Saturday, February 27, 2016

Batman and Robin Eternal #8 (HERE BE SPOILERS!)

Let's just jump right into it here, because we have a lot to cover.

Mother tells Dick that Bruce approached her to build a better Robin, and this revelation fits with the story that Snyder and Tynion have been telling so far.  (Of course, it doesn't mean that it's true.)  After all, we've seen that younger Dick's greatest fear -- the one that Scarecrow's gas revealed -- was that he wasn't good enough to be Robin.  But, Mother's taunting of Dick reveals something else, another theme of this series:  she believes that Cass and Harper will lose to her ballerinas, because she can't conceive that they'd be good enough to defeat them.  It implies -- slyly -- that Dick's nurturing may be better than Bruce's (and Mother's) militaristic way:  where both Bruce and Mother only saw failures, Dick saw strength.

To underline that point, of Mother seeing only weakness, Mother claims that Dick was hobbled by the loss of his parents rather than driven by it, like Bruce was.  But, again, we're left to ask if caring about people really is a weakness?  Underscoring her point, Dick leaves Mother, as she offers to show him which Robin she created for Bruce, to go help Cass and Harper.  It's something Bruce probably wouldn't have done, but increasingly Snyder and Tynion are telling us that it doesn't matter what Bruce would've done.  After all, Bruce's all-consuming focus on the mission -- the same type of focus that Mother has -- resulted in his current state, as an assistant at a day-care center.  Despite feeling rattled, Dick stays true to himself here.  He sacrifices getting an easy answer to help Cass and Harper and, when Cass bolts after she has an unexpected flashback, he tells Harper that they have to stick together.  Snyder and Tynion are reminding us that Dick is confident that they'll get where they need to be despite temporary setbacks.
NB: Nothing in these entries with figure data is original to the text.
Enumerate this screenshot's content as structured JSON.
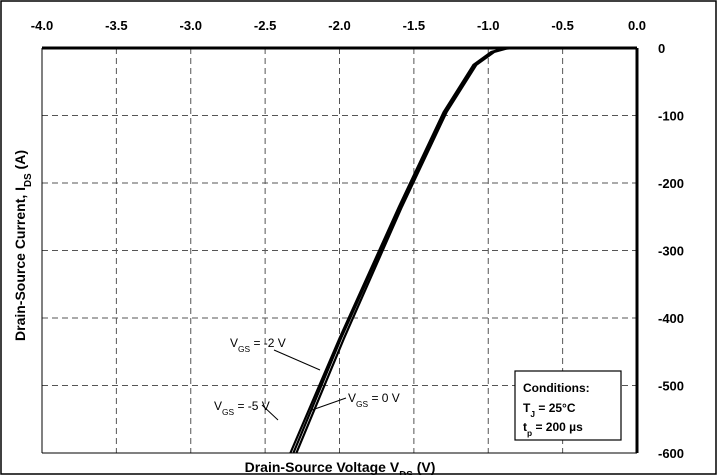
{
  "chart_data": {
    "type": "line",
    "xlabel": "Drain-Source Voltage V",
    "xlabel_sub": "DS",
    "xlabel_unit": "(V)",
    "ylabel": "Drain-Source Current, I",
    "ylabel_sub": "DS",
    "ylabel_unit": "(A)",
    "xlim": [
      -4.0,
      0.0
    ],
    "ylim": [
      -600,
      0
    ],
    "x_ticks": [
      "-4.0",
      "-3.5",
      "-3.0",
      "-2.5",
      "-2.0",
      "-1.5",
      "-1.0",
      "-0.5",
      "0.0"
    ],
    "y_ticks": [
      "0",
      "-100",
      "-200",
      "-300",
      "-400",
      "-500",
      "-600"
    ],
    "x_axis_position": "top",
    "y_axis_position": "right",
    "grid": true,
    "series": [
      {
        "name": "V_GS = -5 V",
        "points": [
          [
            -2.33,
            -600
          ],
          [
            -2.0,
            -430
          ],
          [
            -1.6,
            -235
          ],
          [
            -1.3,
            -95
          ],
          [
            -1.1,
            -25
          ],
          [
            -0.98,
            -6
          ],
          [
            -0.9,
            -1
          ],
          [
            -0.85,
            0
          ],
          [
            0.0,
            0
          ]
        ]
      },
      {
        "name": "V_GS = -2 V",
        "points": [
          [
            -2.31,
            -600
          ],
          [
            -1.99,
            -430
          ],
          [
            -1.59,
            -235
          ],
          [
            -1.29,
            -95
          ],
          [
            -1.09,
            -25
          ],
          [
            -0.97,
            -6
          ],
          [
            -0.89,
            -1
          ],
          [
            -0.84,
            0
          ],
          [
            0.0,
            0
          ]
        ]
      },
      {
        "name": "V_GS = 0 V",
        "points": [
          [
            -2.29,
            -600
          ],
          [
            -1.97,
            -430
          ],
          [
            -1.58,
            -235
          ],
          [
            -1.28,
            -95
          ],
          [
            -1.08,
            -25
          ],
          [
            -0.96,
            -6
          ],
          [
            -0.88,
            -1
          ],
          [
            -0.83,
            0
          ],
          [
            0.0,
            0
          ]
        ]
      }
    ],
    "annotations": [
      {
        "label": "V",
        "sub": "GS",
        "rest": " = -2 V"
      },
      {
        "label": "V",
        "sub": "GS",
        "rest": " = -5 V"
      },
      {
        "label": "V",
        "sub": "GS",
        "rest": " = 0 V"
      }
    ],
    "conditions": {
      "title": "Conditions:",
      "line1_label": "T",
      "line1_sub": "J",
      "line1_rest": " = 25°C",
      "line2_label": "t",
      "line2_sub": "p",
      "line2_rest": " = 200 µs"
    }
  }
}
(I will say here that Snyder and Tynion are somewhat oversimplifying Bruce's approach to his sidekicks.  Yes, Bruce would've likely left the girls to fend for themselves to go after Mother, but he would've done so because he was confident in their ability to handle the situation on their own.  In fact, he wouldn't have brought them with him if he didn't have that confidence in them.  I get where Snyder and Tynion are going with showing Bruce as less caring than Dick, drawing a contrast between their styles.  But, they need to be careful not to oversell it, turning Bruce into little more than the heartless leader of a squad of teenage mercenaries.)

One interesting twist here is that it does seem like Bruce initially met Mother backstage at the ballet in Prague, when he was theoretically looking for a wife.  It's possible that Batman met her earlier, but increasingly it seems like the meeting in this issue really was their first one.  As such, it seems more likely that Bruce created Cass in issue #1 than he did Orphan.  But, we'll see how that develops.